All Christians are aware of and participate in the National Day of Prayer, right? Not really. For the younger and saucier amongst us, the word “National” does not sit very well. Add to that the identification with certain ministries and ministry leaders and we start reaching for the Pepto.
Before this year I had only a vague idea of what the National Day of Prayer was. In high school some students met once per year for “See You at the Pole,” which signifies a National Day of Prayer for students. In case you are unfamiliar with this event, it plays out like it sounds: students meet around their school’s flagpole every fourth Wednesday in September and pray. I don’t know what they pray for but I’m assuming they pray for pretty epic stuff on a day like that.
Given the titles of these events, complete with patriotic hash-tags like “National” and “Flagpole,” the clear intention for the praying participants is identification with our nation’s religious heritage in a way that supposedly reinforces that identification for those who are unaware or skeptical. I used “religious” on purpose because we are not a “Christian” nation. If we were, then the founder of our religion—Jesus Christ—is glaringly absent from our documents. Furthermore, the pitiful “understood” connection between being a “true Christian” and a Republican renders interdenominational agreement (not to mention evangelism) impossible. Lastly, we take for granted a vague “majority” that occasional polls seem to support, when in reality different samplings could demonstrate the opposite case that the majority are not Christian in any solid sense of the word.
The call for unity amongst the vast, incoherent amalgamation of widely differing viewpoints is respectable, but also naïve. It’s the outside-of-church equivalent to showing up only on Christmas Eve or Easter Sunday; it’s nice and we all look like we have it together, but the rest of the time consists of in-fighting and slandering of those to whom we allegedly feel a strong bond. Anyone can force the kids together for just one nice picture at Thanksgiving, but that snapshot fools only those who are unaware of the turmoil. Or who don’t know what siblings are.
Too often we say to one another, “All we can do is pray.” This sounds fishy to me. All we can do? If we are indeed praying to a God who sees, knows, loves, and acts, and if our prayers have some kind of effect on that God, then our first inclination should be to pray. This is akin to someone saying, “All I can do to counter the snake venom in your leg is give you the antidote. But I think first we should put some band-aids on there.” We must take action when we need to; but prayer and action are not mutually exclusive. We can pray and do something. Prayer is indeed a mysterious thing and we do not know how exactly it affects God nor what kind of answer we can expect from prayer. But we do know that we are commanded to love. It’s right there in our Bibles, regardless of translation or version.
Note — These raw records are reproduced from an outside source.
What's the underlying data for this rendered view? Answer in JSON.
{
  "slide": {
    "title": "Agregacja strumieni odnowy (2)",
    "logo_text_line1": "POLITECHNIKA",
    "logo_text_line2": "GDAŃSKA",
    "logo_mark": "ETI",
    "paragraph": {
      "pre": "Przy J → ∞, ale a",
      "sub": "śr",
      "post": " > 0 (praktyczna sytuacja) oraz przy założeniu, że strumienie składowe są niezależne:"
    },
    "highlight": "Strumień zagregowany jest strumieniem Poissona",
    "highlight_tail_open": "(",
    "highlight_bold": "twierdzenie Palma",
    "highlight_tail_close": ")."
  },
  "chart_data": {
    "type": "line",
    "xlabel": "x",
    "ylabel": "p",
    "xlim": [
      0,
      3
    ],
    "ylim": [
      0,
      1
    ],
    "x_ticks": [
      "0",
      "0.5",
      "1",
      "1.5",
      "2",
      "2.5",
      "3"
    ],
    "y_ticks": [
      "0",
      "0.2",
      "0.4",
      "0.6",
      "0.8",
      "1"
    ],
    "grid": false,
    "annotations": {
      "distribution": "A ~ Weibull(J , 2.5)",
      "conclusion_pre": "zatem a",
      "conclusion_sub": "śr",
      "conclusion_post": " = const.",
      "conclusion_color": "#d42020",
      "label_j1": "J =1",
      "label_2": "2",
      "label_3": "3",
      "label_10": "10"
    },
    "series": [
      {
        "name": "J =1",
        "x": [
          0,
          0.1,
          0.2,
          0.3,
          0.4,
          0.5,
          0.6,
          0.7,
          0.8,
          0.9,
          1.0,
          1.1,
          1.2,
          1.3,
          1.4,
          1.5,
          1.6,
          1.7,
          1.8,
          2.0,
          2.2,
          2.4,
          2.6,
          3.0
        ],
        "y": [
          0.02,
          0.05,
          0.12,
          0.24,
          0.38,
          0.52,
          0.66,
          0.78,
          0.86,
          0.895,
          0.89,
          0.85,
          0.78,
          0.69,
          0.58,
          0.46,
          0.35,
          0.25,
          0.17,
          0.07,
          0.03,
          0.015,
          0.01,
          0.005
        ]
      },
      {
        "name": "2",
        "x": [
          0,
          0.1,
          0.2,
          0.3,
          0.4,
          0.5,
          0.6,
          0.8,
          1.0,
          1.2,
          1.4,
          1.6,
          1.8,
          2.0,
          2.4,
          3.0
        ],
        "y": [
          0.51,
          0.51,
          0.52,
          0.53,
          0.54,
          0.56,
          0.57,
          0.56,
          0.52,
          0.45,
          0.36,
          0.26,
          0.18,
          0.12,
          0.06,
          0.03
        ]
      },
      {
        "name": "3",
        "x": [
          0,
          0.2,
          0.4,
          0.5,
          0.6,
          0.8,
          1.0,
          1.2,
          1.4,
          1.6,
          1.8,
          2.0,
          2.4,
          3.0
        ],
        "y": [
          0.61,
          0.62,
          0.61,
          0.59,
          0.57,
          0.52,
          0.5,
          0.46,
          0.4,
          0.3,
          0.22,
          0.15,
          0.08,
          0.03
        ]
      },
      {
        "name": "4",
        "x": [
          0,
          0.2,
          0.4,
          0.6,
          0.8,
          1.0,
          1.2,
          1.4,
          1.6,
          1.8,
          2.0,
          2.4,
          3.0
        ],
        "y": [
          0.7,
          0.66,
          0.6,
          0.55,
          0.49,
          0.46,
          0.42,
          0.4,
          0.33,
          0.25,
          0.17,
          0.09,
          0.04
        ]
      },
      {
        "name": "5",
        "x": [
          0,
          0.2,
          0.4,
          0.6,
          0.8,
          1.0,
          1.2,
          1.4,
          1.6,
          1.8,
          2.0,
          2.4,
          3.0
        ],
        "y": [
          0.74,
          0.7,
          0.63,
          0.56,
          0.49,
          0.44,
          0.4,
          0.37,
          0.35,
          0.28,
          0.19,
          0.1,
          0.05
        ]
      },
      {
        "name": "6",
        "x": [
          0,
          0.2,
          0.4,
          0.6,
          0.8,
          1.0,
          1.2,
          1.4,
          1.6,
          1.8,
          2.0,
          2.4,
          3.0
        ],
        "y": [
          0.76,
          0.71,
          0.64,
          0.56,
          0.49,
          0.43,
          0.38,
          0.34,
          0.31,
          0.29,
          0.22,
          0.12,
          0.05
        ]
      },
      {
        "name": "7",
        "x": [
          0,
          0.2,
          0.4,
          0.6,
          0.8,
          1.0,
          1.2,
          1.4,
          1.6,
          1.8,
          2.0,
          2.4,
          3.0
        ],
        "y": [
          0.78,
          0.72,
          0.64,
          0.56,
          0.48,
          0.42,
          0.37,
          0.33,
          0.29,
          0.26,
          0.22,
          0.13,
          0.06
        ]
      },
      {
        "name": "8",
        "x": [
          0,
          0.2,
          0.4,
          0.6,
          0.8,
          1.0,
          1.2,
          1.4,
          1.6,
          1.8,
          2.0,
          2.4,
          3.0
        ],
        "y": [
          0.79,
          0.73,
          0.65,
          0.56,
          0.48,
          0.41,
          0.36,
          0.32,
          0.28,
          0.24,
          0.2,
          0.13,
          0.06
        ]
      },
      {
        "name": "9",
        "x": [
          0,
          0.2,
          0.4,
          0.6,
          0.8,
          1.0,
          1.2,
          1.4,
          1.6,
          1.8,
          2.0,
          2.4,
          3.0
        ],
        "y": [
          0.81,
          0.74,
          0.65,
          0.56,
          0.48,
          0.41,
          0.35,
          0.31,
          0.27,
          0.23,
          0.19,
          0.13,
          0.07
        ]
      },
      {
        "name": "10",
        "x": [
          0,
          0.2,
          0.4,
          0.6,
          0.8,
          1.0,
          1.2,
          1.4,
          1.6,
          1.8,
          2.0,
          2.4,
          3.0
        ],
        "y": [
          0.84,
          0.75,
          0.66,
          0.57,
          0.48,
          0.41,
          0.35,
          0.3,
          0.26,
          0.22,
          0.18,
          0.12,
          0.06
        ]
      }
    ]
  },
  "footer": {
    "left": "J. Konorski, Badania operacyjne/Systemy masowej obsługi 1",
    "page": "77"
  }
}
Instead of calling attention to ourselves and only reminding the rest of the nonreligious country why we are so annoying and sound so self-righteous, let’s do what Jesus said and not pray in the open for everyone to see (Mt. 6.5–6). Meanwhile—while we are praying—let’s do that other thing Jesus said and love people, hang out with “sinners” (Mk. 2.15–17) and be “a light” (Mt. 5.13–16.) If we work on those things, a National Day of Prayer might actually make some sense outside of our bubbles.